It was two o’clock in the morning and time for the men to knock off. In the awkward blue light Martin wiped a smear of oil from his cheek. The mirror was so distorted and the light so penetrating that his face seemed one sided and all the lines about his mouth and eyes were pulling in the wrong directions. He washed his hands and face, glanced again into the crazy mirror, buttoned his pea-jacket and headed for his room in Greenwich Village.

His street was in a dimly lighted section made up of rooming houses occupied chiefly by small tradesmen. He had walked several blocks before he stopped to light a cigarette. It was very quiet and through the shabby elms the night seemed beautiful and lonely. As he started on he heard someone behind him. From the sound of the step, it was a woman. Vaguely, he wondered about her; but he walked on briskly, enjoying this brief, cold freedom, then stopped again, looking with interest straight overhead at the same stars he had watched move in different latitudes and from different ships. For the second time he heard the steps behind him and turned round. At this, they broke off sharply, but not before Martin had caught a distinctive note in them. They had a giddy pitch that was not purely feminine. His curiosity was aroused. He started down the street once more, walking slowly now, with a precise, even stride. Then he stopped abruptly. The feet behind him tapped on for a second, fluttered, hesitated and stopped again. Suddenly, in Martin’s mind, the unmusical gait gathered motif, meaning and form. He remembered a repulsively ardent smile.... “Carol!” he shouted. There was no answer. Again he tried. “Hi! Carol!” This time his follower ran quickly toward him.

“How did you know it was me, Martin?” asked the boy excitedly, all smiles.

Martin, chameleon-like, studied the dregs of his memory for similar situations or, he thought grimly, singular opportunities; for this was not an element to be faced, but one to be absorbed.

“We all have our characteristics, Carol,” he answered evenly.

“Do you like mine, Martin?” Carol’s plaintive tone softened the eager, beseeching import of his question.

Again Martin hesitated. He well knew that the middle path was not as the Romans had worked it out—a smooth highway, without deviation. He knew that the middle path must fluctuate with both extremes to deserve the term—which in this case, he observed to himself further with a certain cynical amusement, was between a bitch and a son-of-a-bitch. He took hold of the young man’s arm and spoke to him in a friendly fashion.

“Let’s go on up to my place, Carol,” he said.

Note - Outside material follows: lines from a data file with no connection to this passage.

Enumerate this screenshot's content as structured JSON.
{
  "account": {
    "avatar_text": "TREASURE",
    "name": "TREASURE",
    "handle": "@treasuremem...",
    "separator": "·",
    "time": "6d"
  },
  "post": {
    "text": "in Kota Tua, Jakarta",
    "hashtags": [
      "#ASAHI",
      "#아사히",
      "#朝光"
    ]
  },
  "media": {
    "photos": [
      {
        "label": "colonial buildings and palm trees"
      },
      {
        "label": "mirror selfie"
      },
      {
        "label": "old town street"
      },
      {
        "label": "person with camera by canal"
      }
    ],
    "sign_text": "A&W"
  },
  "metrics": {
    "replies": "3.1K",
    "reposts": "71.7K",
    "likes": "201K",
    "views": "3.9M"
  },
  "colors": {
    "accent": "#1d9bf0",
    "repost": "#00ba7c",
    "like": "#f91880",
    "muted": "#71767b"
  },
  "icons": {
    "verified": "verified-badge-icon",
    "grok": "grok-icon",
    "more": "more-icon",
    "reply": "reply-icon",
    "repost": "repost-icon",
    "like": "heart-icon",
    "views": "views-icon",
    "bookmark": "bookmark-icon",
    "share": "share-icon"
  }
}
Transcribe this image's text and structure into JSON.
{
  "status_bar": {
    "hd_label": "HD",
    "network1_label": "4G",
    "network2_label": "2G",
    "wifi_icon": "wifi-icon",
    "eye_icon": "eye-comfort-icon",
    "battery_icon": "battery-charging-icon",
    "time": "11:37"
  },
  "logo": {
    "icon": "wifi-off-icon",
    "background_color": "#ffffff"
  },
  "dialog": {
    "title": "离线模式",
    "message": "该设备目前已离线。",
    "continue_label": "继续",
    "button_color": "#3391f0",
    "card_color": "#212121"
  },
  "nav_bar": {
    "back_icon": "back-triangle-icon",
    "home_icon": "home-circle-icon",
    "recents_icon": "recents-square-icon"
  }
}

On the dark stairs Carol followed close at his heels. Martin could feel little tugs at his coat as the young man hung on to him in a sort of childish panic and Martin had a distinct impression that Carol was groping for his hand. He could feel the boy’s breath on the back of his neck as they continued to climb; and when they reached the dark landing just outside Martin’s room, Carol was still hanging on to him feverishly. Martin fumbled for the keyhole, succeeded in finding it at last, opened the door and turned on a dim light. Carol followed him into the room, sighed with relief and closed the door quickly behind them.

He stood there, just inside, his hand still on the doorknob, gazing around him with wide eyes and obviously taking notes. There was a pallet on the floor in one corner, an old couch across from it and a writing desk in the center of the room. He could see a T-square, erasers and jumbled pieces of paper on the desk beside a miniature of Deane. He turned his head away suddenly at sight of the picture. In another corner of the room was a washbowl with a screen half around it. There was a general air of carelessness about the place which apparently made him nervous. Martin could see him straightening up things in his mind.